O microfone estava com algum problema, a diretora ficou tão vermelha que dava para ver mesmo com as tantas camadas de pó e base na cara. O professor de matemática, que estava na fileira dos alunos, foi correndo ajudar a professora de português, que cuidava da situação até então, a arrumar a caixa de som. Maldito dia que o professor de informática tinha de faltar. O sons intermediavam entre gritos horríveis e agudos de mais que machucavam as orelhas. O professor de filosofia que estava gravando tudo, fez uma careta.
— Mas, que desastre... — sussurrou Sophia para si mesma.
Depois de muito sofrimento dos ouvidos de todos e do professor de matemática e da de português, eles conseguiram arrumar. A diretora retomou a compostura, e se preparou para terminar o que tinha começado a falar antes de ser interrompida.
— E para os profissionais que estão aqui, continuando. — ela engoliu seco. — Hoje vamos fazer a homenagem a uma grande perda que tivemos recentemente... Raul Klein. — ela apontou para a foto dele ao seu lado.
A professora de português aumentou uma música dramática, que ao invés de tocar o coração das pessoas deixava tudo bem brega.
— Enfim, vamos apresentar a homenagem de alunos e professores hoje. Começando, vou chamar Laura Oliveira. — Cíntia falou e uma garota de cabelos ruivos e cheia de sardas no rosto subiu no palco.
Nem Sophia conhecia essa garota, duvidava muito que Raul conhecesse.
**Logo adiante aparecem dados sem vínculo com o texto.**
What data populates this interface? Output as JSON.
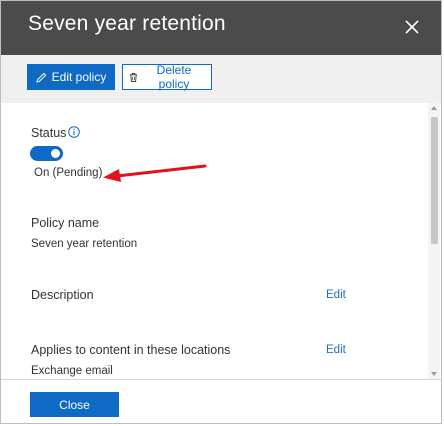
{
  "panel": {
    "title": "Seven year retention",
    "close_icon": "close-icon"
  },
  "toolbar": {
    "edit_label": "Edit policy",
    "edit_icon": "pencil-icon",
    "delete_label": "Delete policy",
    "delete_icon": "trash-icon"
  },
  "details": {
    "status_label": "Status",
    "status_info_icon": "info-icon",
    "status_on": true,
    "status_value": "On (Pending)",
    "policy_name_label": "Policy name",
    "policy_name_value": "Seven year retention",
    "description_label": "Description",
    "description_edit": "Edit",
    "locations_label": "Applies to content in these locations",
    "locations_edit": "Edit",
    "locations_value": "Exchange email"
  },
  "footer": {
    "close_label": "Close"
  },
  "colors": {
    "header_bg": "#4b4b4b",
    "toolbar_bg": "#f0f0f0",
    "accent": "#0e6ac4",
    "annotation_arrow": "#e0121a"
  }
}
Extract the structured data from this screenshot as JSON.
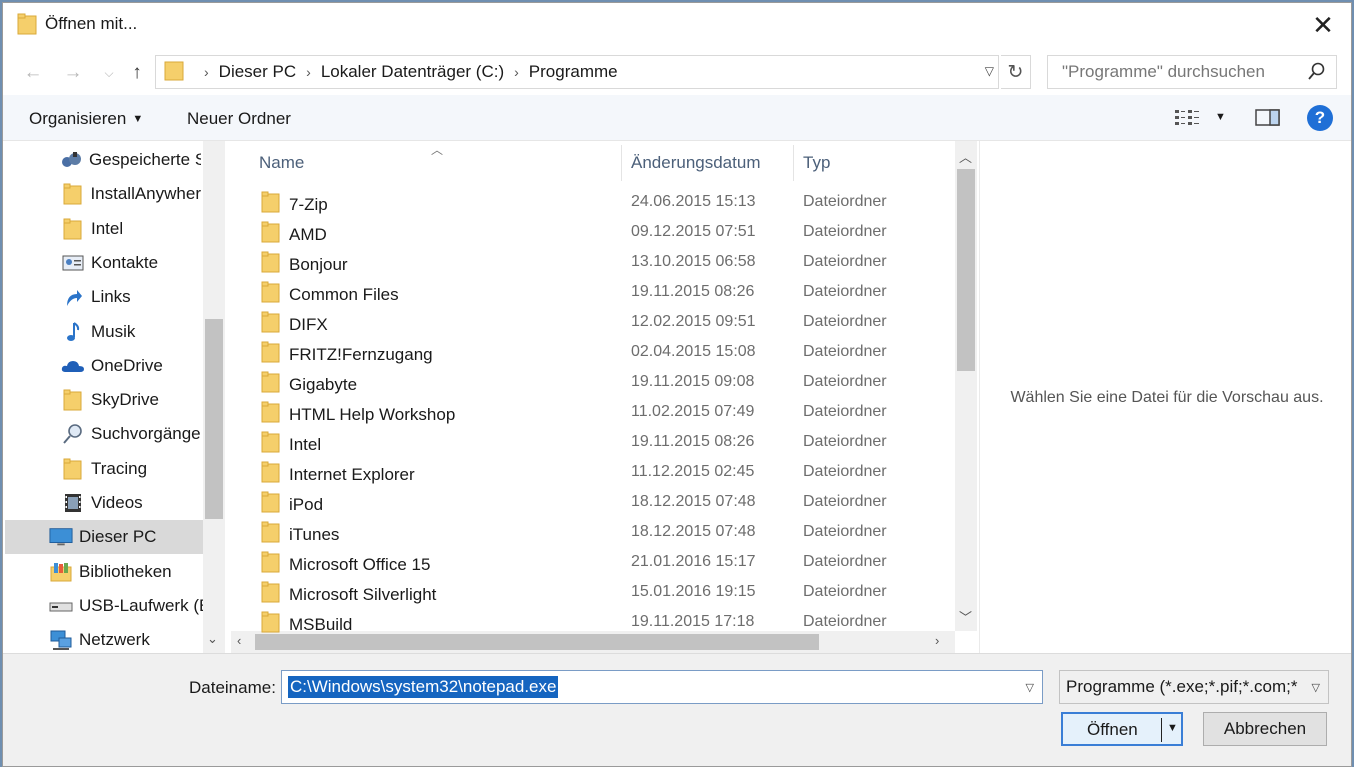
{
  "window": {
    "title": "Öffnen mit..."
  },
  "address": {
    "crumbs": [
      "Dieser PC",
      "Lokaler Datenträger (C:)",
      "Programme"
    ]
  },
  "search": {
    "placeholder": "\"Programme\" durchsuchen"
  },
  "toolbar": {
    "organize_label": "Organisieren",
    "new_folder_label": "Neuer Ordner",
    "help_label": "?"
  },
  "sidebar": {
    "items": [
      {
        "label": "Gespeicherte S",
        "icon": "saved-games-icon"
      },
      {
        "label": "InstallAnywher",
        "icon": "folder-icon"
      },
      {
        "label": "Intel",
        "icon": "folder-icon"
      },
      {
        "label": "Kontakte",
        "icon": "contacts-icon"
      },
      {
        "label": "Links",
        "icon": "links-icon"
      },
      {
        "label": "Musik",
        "icon": "music-icon"
      },
      {
        "label": "OneDrive",
        "icon": "onedrive-icon"
      },
      {
        "label": "SkyDrive",
        "icon": "folder-icon"
      },
      {
        "label": "Suchvorgänge",
        "icon": "search-icon"
      },
      {
        "label": "Tracing",
        "icon": "folder-icon"
      },
      {
        "label": "Videos",
        "icon": "videos-icon"
      },
      {
        "label": "Dieser PC",
        "icon": "computer-icon",
        "selected": true
      },
      {
        "label": "Bibliotheken",
        "icon": "libraries-icon"
      },
      {
        "label": "USB-Laufwerk (E",
        "icon": "usb-drive-icon"
      },
      {
        "label": "Netzwerk",
        "icon": "network-icon"
      }
    ]
  },
  "filelist": {
    "columns": [
      "Name",
      "Änderungsdatum",
      "Typ"
    ],
    "rows": [
      {
        "name": "7-Zip",
        "date": "24.06.2015 15:13",
        "type": "Dateiordner"
      },
      {
        "name": "AMD",
        "date": "09.12.2015 07:51",
        "type": "Dateiordner"
      },
      {
        "name": "Bonjour",
        "date": "13.10.2015 06:58",
        "type": "Dateiordner"
      },
      {
        "name": "Common Files",
        "date": "19.11.2015 08:26",
        "type": "Dateiordner"
      },
      {
        "name": "DIFX",
        "date": "12.02.2015 09:51",
        "type": "Dateiordner"
      },
      {
        "name": "FRITZ!Fernzugang",
        "date": "02.04.2015 15:08",
        "type": "Dateiordner"
      },
      {
        "name": "Gigabyte",
        "date": "19.11.2015 09:08",
        "type": "Dateiordner"
      },
      {
        "name": "HTML Help Workshop",
        "date": "11.02.2015 07:49",
        "type": "Dateiordner"
      },
      {
        "name": "Intel",
        "date": "19.11.2015 08:26",
        "type": "Dateiordner"
      },
      {
        "name": "Internet Explorer",
        "date": "11.12.2015 02:45",
        "type": "Dateiordner"
      },
      {
        "name": "iPod",
        "date": "18.12.2015 07:48",
        "type": "Dateiordner"
      },
      {
        "name": "iTunes",
        "date": "18.12.2015 07:48",
        "type": "Dateiordner"
      },
      {
        "name": "Microsoft Office 15",
        "date": "21.01.2016 15:17",
        "type": "Dateiordner"
      },
      {
        "name": "Microsoft Silverlight",
        "date": "15.01.2016 19:15",
        "type": "Dateiordner"
      },
      {
        "name": "MSBuild",
        "date": "19.11.2015 17:18",
        "type": "Dateiordner"
      }
    ]
  },
  "preview": {
    "message": "Wählen Sie eine Datei für die Vorschau aus."
  },
  "footer": {
    "filename_label": "Dateiname:",
    "filename_value": "C:\\Windows\\system32\\notepad.exe",
    "filter_value": "Programme (*.exe;*.pif;*.com;*",
    "open_label": "Öffnen",
    "cancel_label": "Abbrechen"
  },
  "colors": {
    "accent": "#1565c0",
    "folder": "#f5cf6b",
    "selection": "#d9d9d9"
  }
}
Ela fez um discurso falando coisas básicas sobre ele, que qualquer um sabia. Todos percebiam que não se conheciam bem. Outros alunos foram sendo chamados, a maioria Sophia nunca tinha nem conversado. Os discursos sempre começavam com: "Eu não o conhecia muito bem, mas...". Porque alguém chamaria para discursar alguém que não conhece muito bem a pessoa??? Ainda tinha uma música dramática de novela do SBT de fundo.
Sophia estava quase se matando ali mesmo, ou fingindo um desmaio para não ter que ver aquilo nunca mais. Era muito ridículo, eles queriam apenas se aparecer, não importava se não sabia nada. Até que algo inesperado aconteceu.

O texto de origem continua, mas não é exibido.